Ron Paul refuses to join Tea Party Caucus
Senator-elect Rand Paul actually came up with the original idea for a Tea Party Caucus in Congress. Even before he stood up on stage to accept his party's nomination back in May of this year (uttering those now-famous words "I have a message from the Tea Party...") the Kentucky doctor would stump for a Tea Party Caucus on his campaign stops.
Rand Paul's vision was for a caucus that would form a link between grassroots Tea Party leaders around the country and their representative voices in Congress to keep them accountable to the principles of limited government, even using modern technology to receive grassroots input and hold online town hall meetings.

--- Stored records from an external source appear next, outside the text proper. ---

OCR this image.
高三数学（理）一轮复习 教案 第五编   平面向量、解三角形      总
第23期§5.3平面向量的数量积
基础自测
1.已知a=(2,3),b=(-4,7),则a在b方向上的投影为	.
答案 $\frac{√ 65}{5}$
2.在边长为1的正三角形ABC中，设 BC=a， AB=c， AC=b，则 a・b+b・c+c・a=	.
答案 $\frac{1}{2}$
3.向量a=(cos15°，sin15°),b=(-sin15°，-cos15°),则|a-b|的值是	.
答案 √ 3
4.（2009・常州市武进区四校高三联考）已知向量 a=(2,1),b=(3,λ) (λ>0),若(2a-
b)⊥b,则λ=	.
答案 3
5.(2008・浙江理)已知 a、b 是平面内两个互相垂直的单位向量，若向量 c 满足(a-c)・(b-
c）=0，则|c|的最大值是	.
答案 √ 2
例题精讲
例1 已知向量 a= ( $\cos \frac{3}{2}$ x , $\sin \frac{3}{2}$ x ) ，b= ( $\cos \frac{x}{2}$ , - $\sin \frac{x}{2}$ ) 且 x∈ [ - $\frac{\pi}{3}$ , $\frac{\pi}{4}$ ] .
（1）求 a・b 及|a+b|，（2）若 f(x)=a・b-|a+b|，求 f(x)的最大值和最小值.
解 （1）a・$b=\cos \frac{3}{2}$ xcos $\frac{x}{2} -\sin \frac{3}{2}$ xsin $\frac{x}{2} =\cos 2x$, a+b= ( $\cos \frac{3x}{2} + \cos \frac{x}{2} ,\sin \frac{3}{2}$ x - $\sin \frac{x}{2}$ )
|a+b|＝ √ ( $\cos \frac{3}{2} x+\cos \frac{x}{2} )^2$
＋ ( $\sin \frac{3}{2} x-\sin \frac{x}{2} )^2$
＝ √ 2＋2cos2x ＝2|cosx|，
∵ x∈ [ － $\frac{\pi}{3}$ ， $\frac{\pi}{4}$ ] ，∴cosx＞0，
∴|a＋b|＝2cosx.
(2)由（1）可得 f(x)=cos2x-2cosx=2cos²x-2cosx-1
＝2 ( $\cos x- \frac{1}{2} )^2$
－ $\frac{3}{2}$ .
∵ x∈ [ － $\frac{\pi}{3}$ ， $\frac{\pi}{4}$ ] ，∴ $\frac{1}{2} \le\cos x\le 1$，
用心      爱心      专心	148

Now he's working to make that vision a reality in the U.S. Senate, and also hoping to create a bicameral caucus, which would hold joint meetings with both Senators and Representatives committed to limiting the size, role, and influence of Washington.
But his father, Congressman Ron Paul has elected not to join Rep. Michele Bachmann's Tea Party Caucus in the U.S. House, over concerns that it would result in the Washington establishment hijacking a grassroots movement. His chief of staff Jeff Deist wrote in an e-mail to The Daily Caller:
"Congressman Paul decided not to join the Tea Party Caucus. He strongly believes the Tea Party movement should remain a grassroots phenomenon, rather than being co-opted by Washington or any political party."

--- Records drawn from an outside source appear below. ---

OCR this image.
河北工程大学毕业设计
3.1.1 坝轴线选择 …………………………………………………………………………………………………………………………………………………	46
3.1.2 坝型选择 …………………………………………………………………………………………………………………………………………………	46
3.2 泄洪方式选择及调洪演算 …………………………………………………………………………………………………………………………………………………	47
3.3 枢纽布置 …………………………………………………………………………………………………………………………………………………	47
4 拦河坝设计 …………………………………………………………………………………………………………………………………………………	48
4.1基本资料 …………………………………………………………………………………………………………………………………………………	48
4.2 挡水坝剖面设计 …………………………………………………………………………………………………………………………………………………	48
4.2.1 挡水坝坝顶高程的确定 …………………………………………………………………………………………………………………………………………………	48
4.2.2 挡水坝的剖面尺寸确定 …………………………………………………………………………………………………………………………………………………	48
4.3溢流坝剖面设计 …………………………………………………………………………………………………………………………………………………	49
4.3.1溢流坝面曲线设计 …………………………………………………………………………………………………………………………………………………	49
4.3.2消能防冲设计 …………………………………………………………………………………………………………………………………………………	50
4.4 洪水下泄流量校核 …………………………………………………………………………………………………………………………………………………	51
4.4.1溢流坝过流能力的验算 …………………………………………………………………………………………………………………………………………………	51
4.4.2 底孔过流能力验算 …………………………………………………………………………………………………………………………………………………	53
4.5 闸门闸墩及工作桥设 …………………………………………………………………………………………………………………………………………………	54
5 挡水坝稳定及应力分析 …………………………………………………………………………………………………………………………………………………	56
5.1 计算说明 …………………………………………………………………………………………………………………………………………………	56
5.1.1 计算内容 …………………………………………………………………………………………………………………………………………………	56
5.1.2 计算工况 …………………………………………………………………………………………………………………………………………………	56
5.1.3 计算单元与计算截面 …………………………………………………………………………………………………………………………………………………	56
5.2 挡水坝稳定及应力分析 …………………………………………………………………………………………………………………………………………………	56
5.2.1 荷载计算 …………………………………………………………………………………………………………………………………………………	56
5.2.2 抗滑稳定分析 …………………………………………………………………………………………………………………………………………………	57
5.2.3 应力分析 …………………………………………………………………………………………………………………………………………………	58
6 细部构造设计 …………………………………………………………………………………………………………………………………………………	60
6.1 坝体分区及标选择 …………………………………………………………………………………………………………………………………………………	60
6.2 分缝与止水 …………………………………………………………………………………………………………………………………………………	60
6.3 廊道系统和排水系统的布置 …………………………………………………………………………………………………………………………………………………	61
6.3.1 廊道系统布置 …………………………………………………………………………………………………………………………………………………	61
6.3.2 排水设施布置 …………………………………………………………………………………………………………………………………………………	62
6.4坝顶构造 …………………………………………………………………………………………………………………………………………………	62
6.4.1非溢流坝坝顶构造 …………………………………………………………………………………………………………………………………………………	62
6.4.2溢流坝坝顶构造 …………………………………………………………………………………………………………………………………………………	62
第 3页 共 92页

It should be no surprise that Ron Paul would disdain the centralization of anything, including a movement committed to de-centralizing Washington, especially when so many of the 52 official members of Bachmann's Tea Party Caucus have a record of voting to actually grow government.
Take Zach Wamp, who is a member of the Tea Party Caucus, yet voted for the $700 billion Wall Street bailout that launched the 2009 Tea Party protest movement, a vote he was only able to cast because he broke an earlier promise he made to his district that he would term-limit himself after serving six terms, effectively slaughtering another sacred cow of the Tea Party movement.
Or look at Pete Hoekstra, who also voted for the $700 billion TARP bailout and even approved a bill for nearly $200 billion in additional stimulus spending just a year before joining Bachmann's caucus. He's also a cheerleader for the budget-busting wars in the Middle East and voted to allow electronic surveillance without a warrant in 2006.
It's voting records like that on matters of bailouts, civil liberties and America's commitment to open-ended occupations of other countries that led Ron Paul's former chief of staff, Lew Rockwell to recently call the Tea Party Caucus' members pro-police state, pro-war, and pro-empire, which precludes them in his opinion from truly being "limited-government."